Den ursprünglichen Gedanken aus der Dorfausschuss-Sitzung im Jahr 2002 - "Unser Dorf soll schöner werden" - tragen junge und ältere Schwaamer, Venheydener und Einzelne anderer Orte seitdem in jährlichen gemeinschaftlichen Säuberungsaktivitäten rund um das schöne Reetdachdorf Schwaam aktiv fort. Mit Schutzhandschuhen, Rechen, Greifzangen, Schubkarren und Müllbeuteln rücken sie dem achtlos an Wegesrändern sowie in Feld, Flur und Wald hingeworfenem Müll zu Leibe: Rund eine kleine, vom Traktor gezogene, Schlepperkarre voll Unrat ist seit vielen Jahren die Bilanz eines Vormittags, der gleichzeitig willkommenes Treffen und Integration neuer Bewohner bedeutet.

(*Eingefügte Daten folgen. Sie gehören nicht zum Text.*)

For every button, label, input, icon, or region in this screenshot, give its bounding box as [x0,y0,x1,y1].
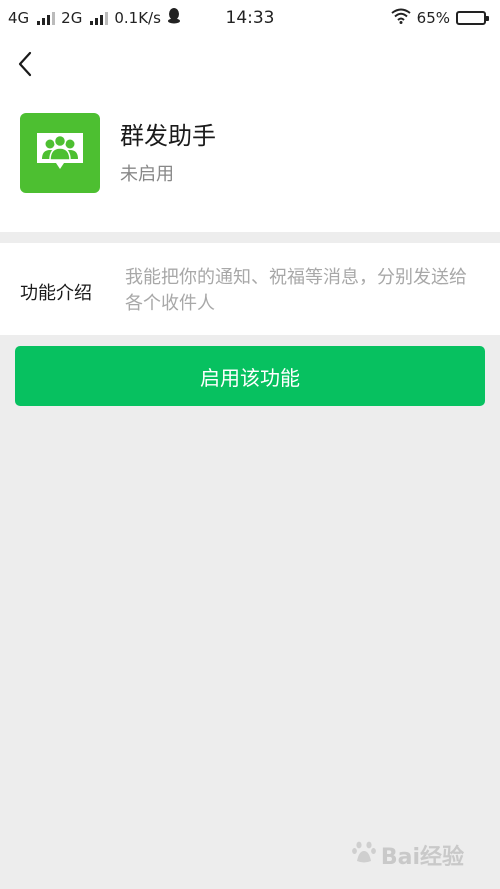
feature-intro-label: 功能介绍 [20,283,92,304]
network-speed: 0.1K/s [114,9,161,27]
app-status: 未启用 [120,164,174,185]
chevron-left-icon [18,51,32,77]
wifi-icon [391,8,411,28]
qq-icon [167,8,181,28]
feature-intro-row: 功能介绍 我能把你的通知、祝福等消息，分别发送给各个收件人 [0,243,500,335]
network-2g-label: 2G [61,9,83,27]
feature-intro-text: 我能把你的通知、祝福等消息，分别发送给各个收件人 [125,267,467,314]
signal-icon [37,11,56,25]
app-title: 群发助手 [120,122,216,150]
status-right: 65% [391,8,489,28]
group-message-app-icon [20,113,100,193]
paw-icon [351,839,377,871]
baidu-watermark: Bai经验 [351,839,464,871]
group-chat-icon [37,133,83,169]
battery-icon [456,11,489,25]
network-4g-label: 4G [8,9,30,27]
status-left: 4G 2G 0.1K/s [8,8,181,28]
enable-feature-button[interactable]: 启用该功能 [15,346,485,406]
watermark-text: Bai经验 [380,845,464,870]
app-header: 群发助手 未启用 [0,36,500,232]
signal-icon-2 [90,11,109,25]
battery-percent: 65% [416,9,450,27]
status-bar: 4G 2G 0.1K/s 14:33 65% [0,0,500,36]
back-button[interactable] [10,48,40,80]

Im ersten Jahr kam sogar eine Menge Müll zusammen, die eine große Karre füllte, erinnerten sich Sammler der ersten Stunde, unter denen sich auch Vorsitzender Hubert Michiels befand. "Damals war ja keiner vor uns sammeln gegangen und wir haben Fernseher, Kühlschränke oder Autoreifen gefunden." Da die Stadt Wegberg zusätzlich stets den Hauptmüllanteil aufliest, ist der von den Einwohnern gefundene Teil ab dem ersten Jahr weniger geworden. Doch jede Getränkeflasche, Plastiktüte, Drahtschlinge oder sonstiger Müll sind nach wie vor zuviel im Wasserschutz- und Naturschutzgebiet rund um den 150-Seelen-Ort, betonte unter anderem Mario Sachsenhausen. "Wir heben schon das ganze Jahr über Weggeworfenes auf, damit die Landschaft nicht so verschmutzt ist", erzählte er und machte in erster Linie den Tourismus als Verursacher aus. Auf den sehr negativen Einfluss der Plastik- und Aluteile wies Tierbesitzerin Anette Rohlfing ausdrücklich hin: "Plastikteilchen im Heu sorgen für Verstopfung, und zerschredderte Alupartikel können die Magenwände der Tiere von innen zerschneiden." Oder das Alu setze sich an den Magenwänden fest, ergänzte Sachsenhausen. Ebenso ist Hunde- oder Pferdekot im Dorf ein bekanntes leidiges Thema. Darin enthaltene Spulwürmer sorgten für Fehlgeburten bei Rindern, es könnten sich die anderen Tiere damit infizieren, so der Tenor.

Rohlfing zückte eine schwarze Mülltüte, die sie für ihren Spaziergang mit Hund immer in der Jackentasche mit sich führt. Außerdem hatte sie einen kleinen mobilen Aschenbecher dabei. Die aktiven Natur- und Tierschützer äußerten weitere Vorschläge, mit denen die leidige Situation maßgeblich verbessert werden könnte. So wären separate Reitwege gegen das Zertrampeln von Wirtschaftswegen hilfreich. Hunde sollten niemals auf Tierwiesen ihr "Geschäft" erledigen. Zudem stelle das Wegwerfen von Draht oder Glas im Wald eine große Gefahr für das Wild dar, ergänzte der zuständige Jagdpächter Franz Theissen, der mit zwei Jägern bei der Landschaftspflege mithalf. Eine Belohnung für alle nach getaner Arbeit: deftige Suppe mit Würstchen.